Both the Consumer Financial Protection Bureau and TransUnion used strong language in statements last week, as the regulator filed a lawsuit against the credit bureau, two of its subsidiaries, and an executive that the company said is no longer with the firm.

Because the bureau said the lawsuit stems from a 2017 law enforcement order CFPB director Rohit Chopra called TransUnion “an out-of-control repeat offender that believes it is above the law.”

The credit bureau responded by saying, “The claims made by the CFPB against TransUnion and John Danaher, a former executive, are meritless and in no way reflect the consumer-first approach we take to managing all our businesses.”

The CFPB recapped that its order with TransUnion was issued to stop the company from engaging in “deceptive” marketing, regarding its credit scores and other credit-related products.

“After the order went into effect, TransUnion continued its unlawful behavior, disregarded the order’s requirements, and continued employing deceitful digital dark patterns to profit from customers,” the bureau said in a news release, noting that its complaint also alleges that TransUnion violated additional consumer financial protection laws.

“I am concerned that TransUnion’s leadership is either unwilling or incapable of operating its businesses lawfully,” Chopra added in the news release.

The rest of TransUnion’s response also made assertions about how the CFPB operated ahead of the lawsuit filing. TransUnion went on to say:

In January 2017, TransUnion entered into a consent order with the CFPB relating to how it markets TransUnion Credit Monitoring, a subscription product that offers consumers credit monitoring and identity theft protection services, as well as access to their credit scores. Shortly thereafter, as required by the consent order, TransUnion submitted to the CFPB for approval a plan detailing how it would comply with the order. The CFPB ignored the compliance plan, despite being obligated to respond and trigger deadlines for implementation. In the absence of any sort of guidance from the CFPB, TransUnion took affirmative actions to implement the consent order.

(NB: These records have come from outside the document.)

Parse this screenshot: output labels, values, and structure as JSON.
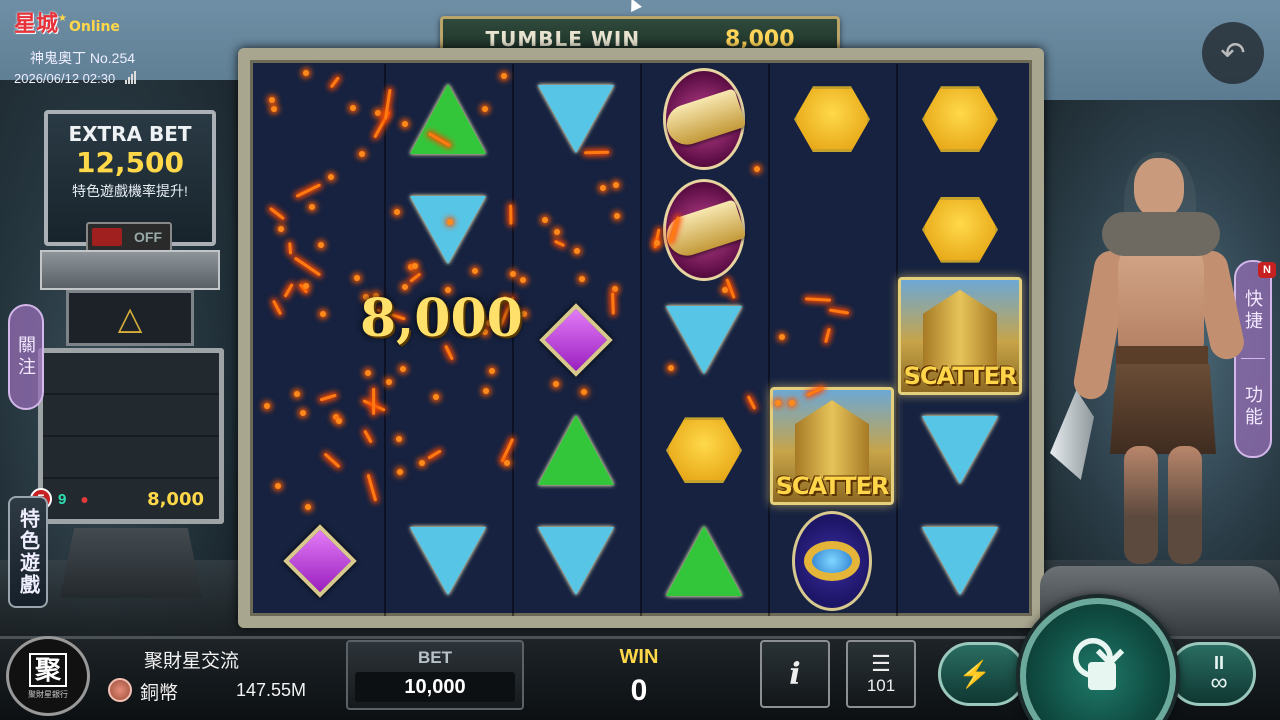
{
  "brand": {
    "logo_text": "星城",
    "online_text": "Online"
  },
  "game": {
    "name": "神鬼奧丁 No.254",
    "datetime": "2026/06/12  02:30"
  },
  "tumble": {
    "label": "TUMBLE WIN",
    "value": "8,000"
  },
  "win_amount_overlay": "8,000",
  "extra_bet": {
    "title": "EXTRA BET",
    "value": "12,500",
    "desc": "特色遊戲機率提升!",
    "toggle": "OFF"
  },
  "free_game": {
    "badge": "5",
    "count": "9",
    "value": "8,000"
  },
  "side_tabs": {
    "left": "關注",
    "special": "特色遊戲",
    "right_top": "快捷",
    "right_bottom": "功能",
    "new_badge": "N"
  },
  "reels": {
    "columns": [
      [
        "empty",
        "empty",
        "empty",
        "empty",
        "gem-purple"
      ],
      [
        "tri-green",
        "tri-blue",
        "empty",
        "empty",
        "tri-blue"
      ],
      [
        "tri-blue",
        "empty",
        "gem-purple",
        "tri-green",
        "tri-blue"
      ],
      [
        "horn",
        "horn",
        "tri-blue",
        "hex-gold",
        "tri-green"
      ],
      [
        "hex-gold",
        "empty",
        "empty",
        "scatter",
        "ring"
      ],
      [
        "hex-gold",
        "hex-gold",
        "scatter",
        "tri-blue",
        "tri-blue"
      ]
    ],
    "scatter_label": "SCATTER"
  },
  "player": {
    "name": "聚財星交流",
    "coin_label": "銅幣",
    "coin_value": "147.55M"
  },
  "agent_logo": {
    "big": "聚",
    "small": "聚財星銀行"
  },
  "bet": {
    "label": "BET",
    "value": "10,000"
  },
  "win": {
    "label": "WIN",
    "value": "0"
  },
  "buttons": {
    "info": "i",
    "history_count": "101",
    "auto_pause": "II",
    "auto_infinity": "∞",
    "turbo": "⚡"
  },
  "colors": {
    "gold": "#ffd84a",
    "teal": "#1f7a6a",
    "reel_bg": "#162240"
  }
}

We have been in compliance with our obligations and we remain in compliance with the consent order today. Rather than providing any supervisory guidance on this matter and advising TransUnion of its concerns — like a responsible regulator would — the CFPB stayed silent and saved their claims for inclusion in a lawsuit, including naming a former executive in the complaint. Despite TransUnion’s months-long, good faith efforts to resolve this matter, CFPB’s current leadership refused to meet with us and were determined to litigate and seek headlines through press releases and tweets. The CFPB’s unrealistic and unworkable demands have left us with no alternative but to defend ourselves fully.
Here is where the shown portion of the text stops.